Abstract Body (Do not enter title and authors here): Background: The genetic basis of atrial fibrillation (AF) remains incompletely understood. While next-generation sequencing (NGS) can detect various rare variants, the identification of pathogenic variants associated with AF remains challenging. Additionally, the indications for genetic testing in early-onset AF vary considerably across different guidelines and have not been clearly established.
Research Questions: This study aimed to assess the prevalence of pathogenic variants in AF candidate genes in patients with early-onset AF and to identify clinical factors associated with a positive genetic test result.

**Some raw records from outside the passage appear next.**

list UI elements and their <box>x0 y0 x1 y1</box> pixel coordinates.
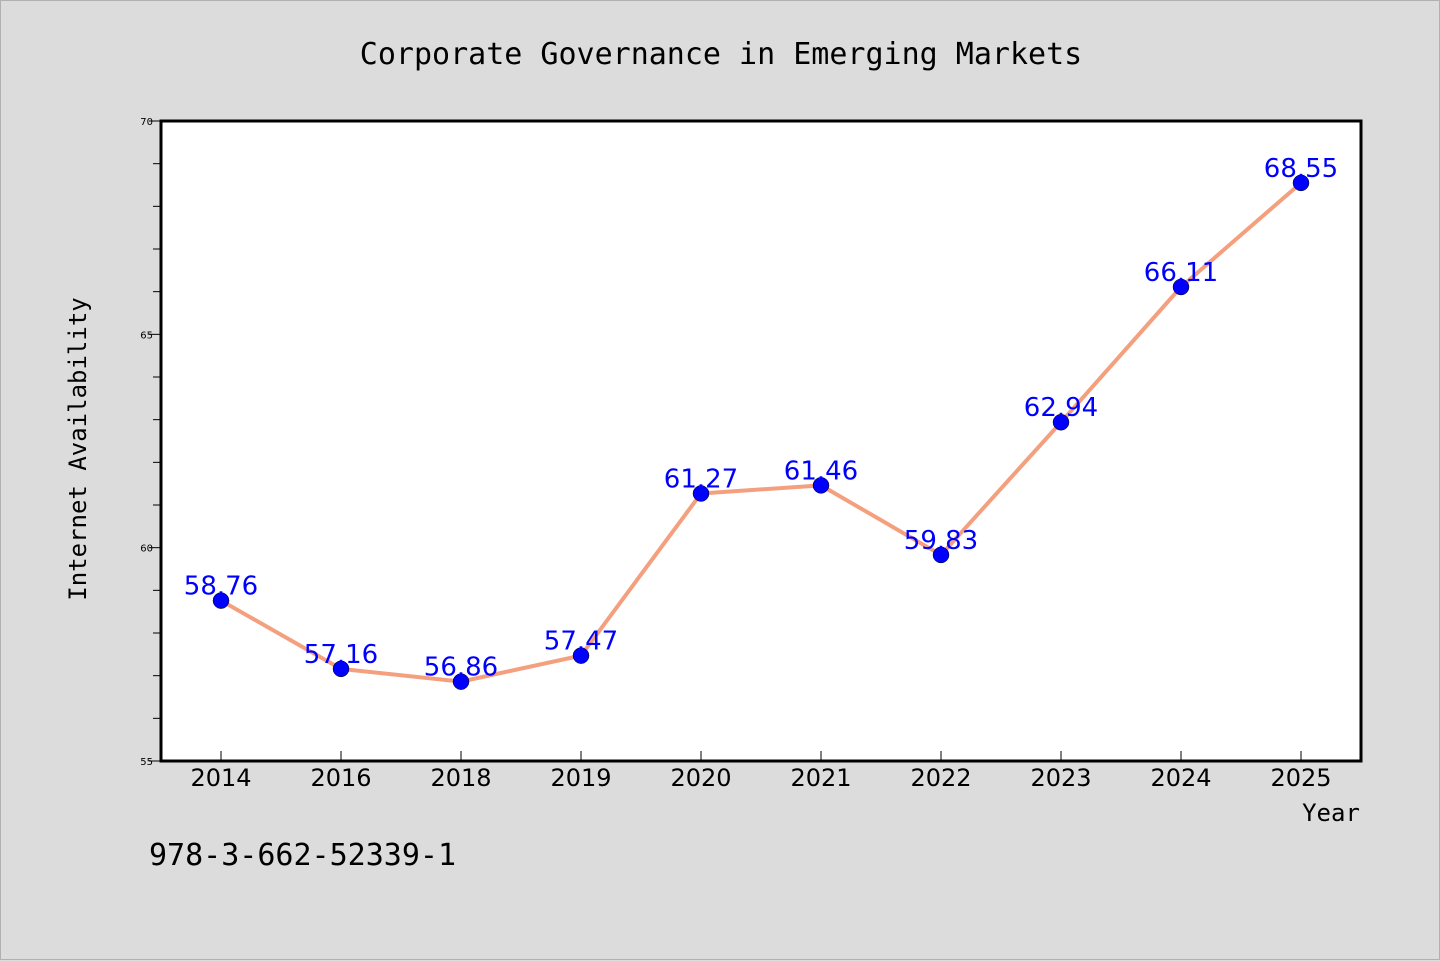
data-label: 57.16 <box>304 640 378 670</box>
x-tick-label: 2021 <box>790 764 851 792</box>
data-label: 66.11 <box>1144 258 1218 288</box>
x-tick-label: 2016 <box>310 764 371 792</box>
y-tick-label: 55 <box>140 757 153 768</box>
data-label: 61.46 <box>784 456 858 486</box>
x-tick-label: 2024 <box>1150 764 1211 792</box>
footer-isbn: 978-3-662-52339-1 <box>149 838 456 873</box>
data-point <box>812 477 830 494</box>
series-line <box>220 181 1303 684</box>
x-tick-label: 2025 <box>1270 764 1331 792</box>
x-tick-label: 2023 <box>1030 764 1091 792</box>
x-tick-label: 2019 <box>550 764 611 792</box>
data-label: 59.83 <box>904 526 978 556</box>
data-label: 68.55 <box>1264 154 1338 184</box>
data-label: 56.86 <box>424 653 498 683</box>
plot-area <box>159 119 1363 763</box>
data-point <box>1052 413 1070 431</box>
data-point <box>452 673 470 690</box>
x-tick-label: 2020 <box>670 764 731 792</box>
y-axis-label: Internet Availability <box>64 297 92 600</box>
series-markers <box>212 174 1310 690</box>
data-labels: 58.76 57.16 56.86 57.47 61.27 61.46 59.83 62.94… <box>184 154 1338 683</box>
data-point <box>692 485 710 502</box>
data-point <box>932 546 950 564</box>
data-point <box>572 647 590 664</box>
y-tick-label: 60 <box>140 544 153 555</box>
x-axis: 2014 2016 2018 2019 2020 2021 2022 2023 2024 2025 <box>190 751 1332 792</box>
y-tick-label: 65 <box>140 330 153 341</box>
chart-title: Corporate Governance in Emerging Markets <box>360 37 1082 72</box>
data-point <box>1292 174 1310 192</box>
y-tick-label: 70 <box>140 117 153 128</box>
data-label: 62.94 <box>1024 393 1098 423</box>
x-tick-label: 2018 <box>430 764 491 792</box>
data-label: 58.76 <box>184 572 258 602</box>
data-label: 57.47 <box>544 627 618 657</box>
x-tick-label: 2022 <box>910 764 971 792</box>
x-axis-label: Year <box>1302 799 1360 827</box>
data-point <box>332 660 350 678</box>
data-label: 61.27 <box>664 464 738 494</box>
data-point <box>212 592 230 609</box>
x-tick-label: 2014 <box>190 764 251 792</box>
y-axis: 55 60 65 70 <box>140 117 161 768</box>
data-point <box>1172 278 1190 296</box>
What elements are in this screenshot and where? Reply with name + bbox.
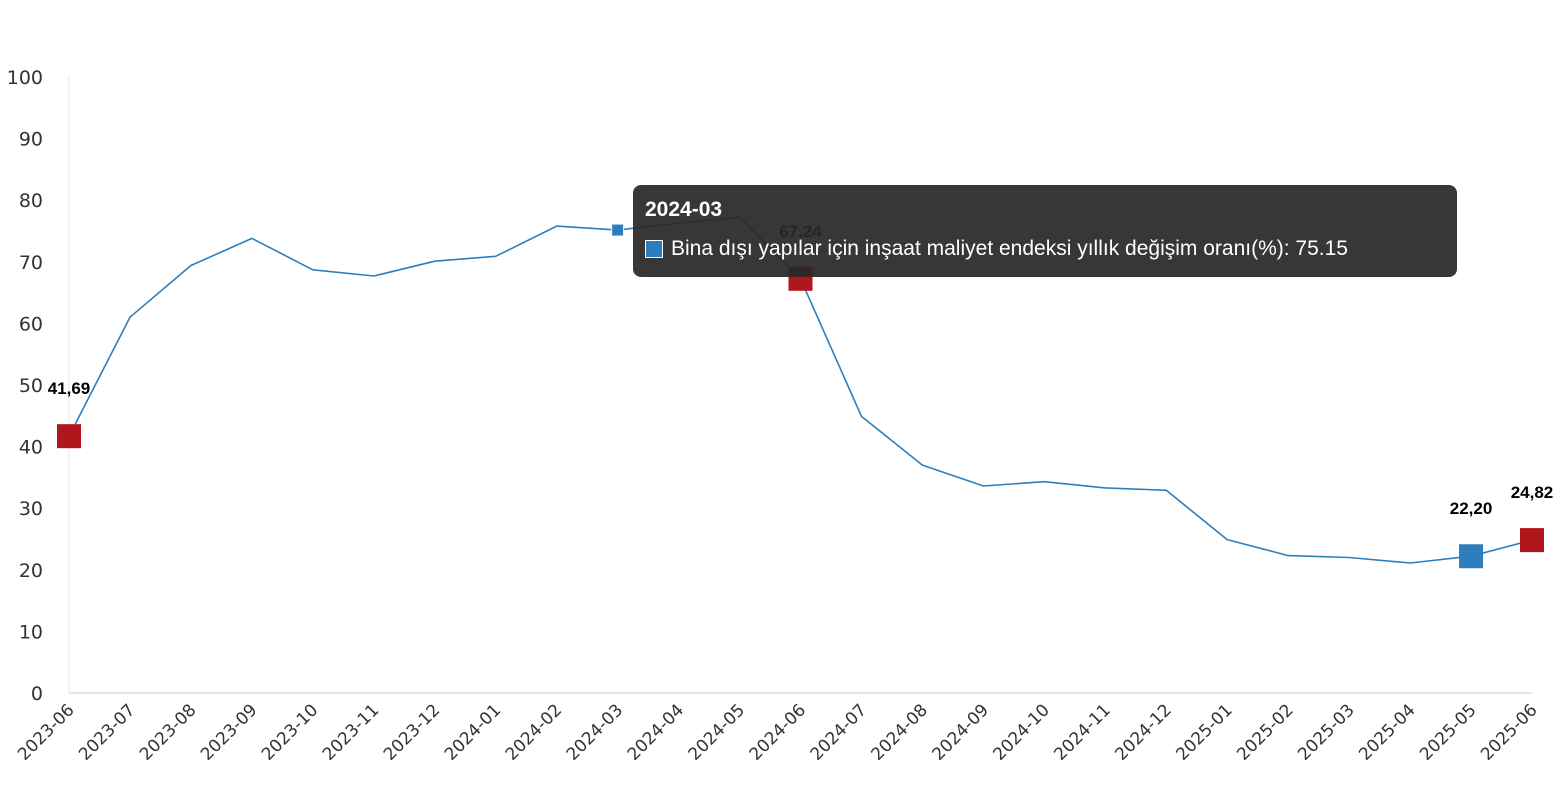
x-tick-label: 2023-09 — [197, 700, 261, 764]
y-tick-label: 60 — [19, 313, 43, 335]
x-tick-label: 2024-03 — [563, 700, 627, 764]
x-tick-label: 2023-12 — [380, 700, 444, 764]
markers-group — [57, 223, 1544, 569]
x-tick-label: 2024-09 — [929, 700, 993, 764]
data-point-marker — [1520, 528, 1544, 553]
y-tick-label: 40 — [19, 437, 43, 459]
y-tick-label: 10 — [19, 621, 43, 643]
x-tick-label: 2025-04 — [1355, 700, 1419, 764]
y-axis-labels: 0 10 20 30 40 50 60 70 80 90 100 — [7, 67, 43, 705]
x-tick-label: 2024-04 — [624, 700, 688, 764]
data-point-marker — [1459, 544, 1484, 569]
y-tick-label: 100 — [7, 67, 43, 89]
x-tick-label: 2023-11 — [319, 700, 383, 764]
hover-point-marker — [611, 223, 625, 237]
y-tick-label: 20 — [19, 560, 43, 582]
y-tick-label: 80 — [19, 190, 43, 212]
y-tick-label: 70 — [19, 252, 43, 274]
x-tick-label: 2024-02 — [502, 700, 566, 764]
data-label: 22,20 — [1450, 499, 1493, 518]
data-label: 41,69 — [48, 379, 91, 398]
tooltip-series-row: Bina dışı yapılar için inşaat maliyet en… — [645, 237, 1445, 261]
data-label: 24,82 — [1511, 483, 1554, 502]
y-tick-label: 50 — [19, 375, 43, 397]
x-tick-label: 2024-01 — [441, 700, 505, 764]
x-tick-label: 2024-10 — [990, 700, 1054, 764]
tooltip-series-label: Bina dışı yapılar için inşaat maliyet en… — [671, 237, 1348, 260]
x-tick-label: 2023-08 — [136, 700, 200, 764]
x-tick-label: 2024-06 — [746, 700, 810, 764]
y-tick-label: 0 — [31, 683, 43, 705]
x-tick-label: 2024-08 — [868, 700, 932, 764]
x-tick-label: 2025-02 — [1233, 700, 1297, 764]
x-tick-label: 2024-11 — [1050, 700, 1114, 764]
x-tick-label: 2025-01 — [1172, 700, 1236, 764]
x-tick-label: 2024-05 — [685, 700, 749, 764]
x-tick-label: 2024-07 — [807, 700, 871, 764]
data-point-marker — [57, 424, 81, 449]
x-tick-label: 2023-07 — [75, 700, 139, 764]
x-tick-label: 2023-06 — [14, 700, 78, 764]
tooltip-title: 2024-03 — [645, 198, 723, 221]
x-tick-label: 2025-06 — [1477, 700, 1541, 764]
hover-tooltip: 2024-03 Bina dışı yapılar için inşaat ma… — [633, 185, 1457, 277]
y-tick-label: 90 — [19, 129, 43, 151]
y-tick-label: 30 — [19, 498, 43, 520]
x-tick-label: 2025-03 — [1294, 700, 1358, 764]
x-tick-label: 2024-12 — [1111, 700, 1175, 764]
x-tick-label: 2023-10 — [258, 700, 322, 764]
x-axis-labels: 2023-062023-072023-082023-092023-102023-… — [14, 700, 1541, 764]
x-tick-label: 2025-05 — [1416, 700, 1480, 764]
tooltip-series-swatch — [645, 240, 663, 258]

Methods: Using NGS, we investigated 180 arrhythmia and cardiomyopathy related genes including 15 known AF-associated genes for 123 probands with early-onset AF who had AF diagnosed before 60 years of age. Variants were filtered and classified according to the ACMG/AMP guidelines. Functional study of variants of uncertain significance in ion channel genes was performed using the patch-clamp technique. Logistic regression analysis was conducted to predict positive results of genetic testing.

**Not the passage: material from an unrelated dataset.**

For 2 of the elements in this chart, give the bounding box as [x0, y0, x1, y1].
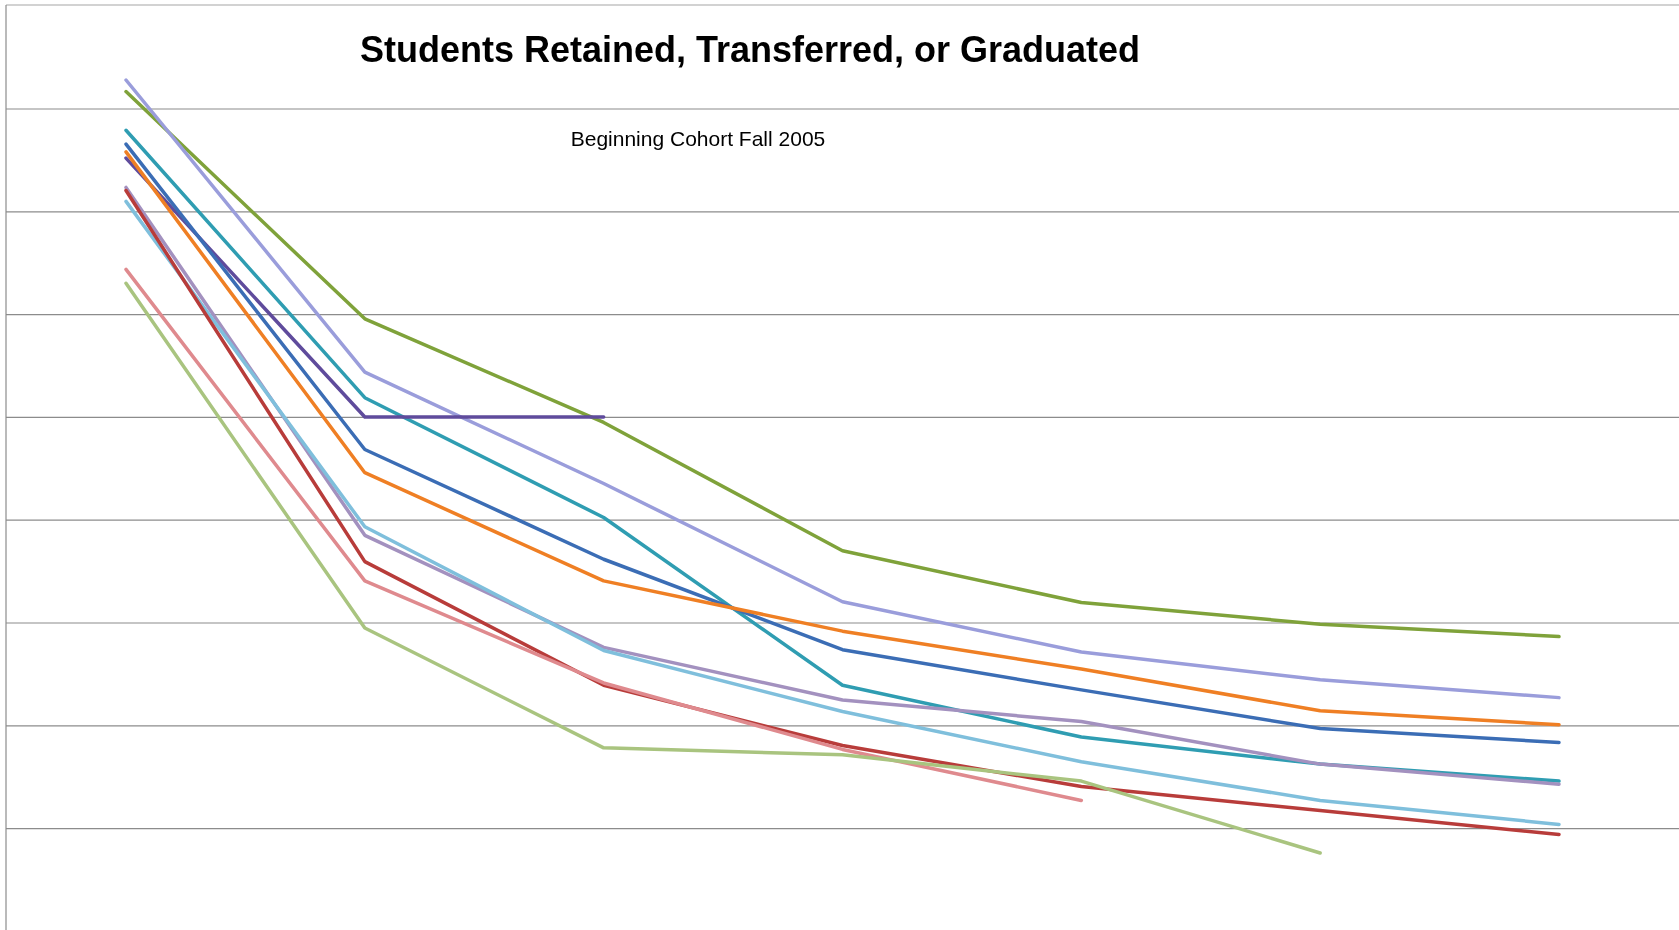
- text: Beginning Cohort Fall 2005: [570, 127, 826, 150]
- chart-title: Students Retained, Transferred, or Graduated: [359, 29, 1141, 70]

Results: Among the cohort (n=123), the average age of AF onset was 43±9 years, 104 (85%) individuals were male and 42 had a family history of AF. Twenty (16%) presented with heart failure, 17 (14%) with cardiomyopathy, and 23 (19%) with bradyarrhythmias. Electrocardiographic abnormalities, including QTc ≥ 440 ms, QRS ≥ 120 ms, or ST-T abnormalities, were observed in 25 (21%). Echocardiographic abnormalities such as left ventricular wall thickness ≥ 13 mm, left ventricular end-diastolic diameter ≥ 55 mm, or left ventricular ejection fraction < 50% were identified in 34 (29%). Sixteen pathogenic or likely pathogenic variants with known AF-associated genes were identified from 18 probands; 6 variants in TTN, 4 in SCN5A, 2 in MYH7, 1 in KCNA5, 1 in KCNQ1, 1 in LMNA, and 1 in MYBPC3. Patch-clamp study revealed a loss-of-function abnormality in KCNA5:c.1105-1112del and a gain of function abnormality in SCN5A:p.Ile450Thr. Multivariable logistic regression showed that electrocardiographic abnormalities, QTc ≥ 440 ms and ST-T abnormalities were significantly associated with positive results of genetic testing.
Conclusion: Among 123 early-onset AF patients, we identified 16 pathogenic or likely pathogenic variants of known AF-associated genes in 18 probands (14.6%). Genetic testing might be considered for early-onset AF patients exhibiting electrocardiographic abnormalities.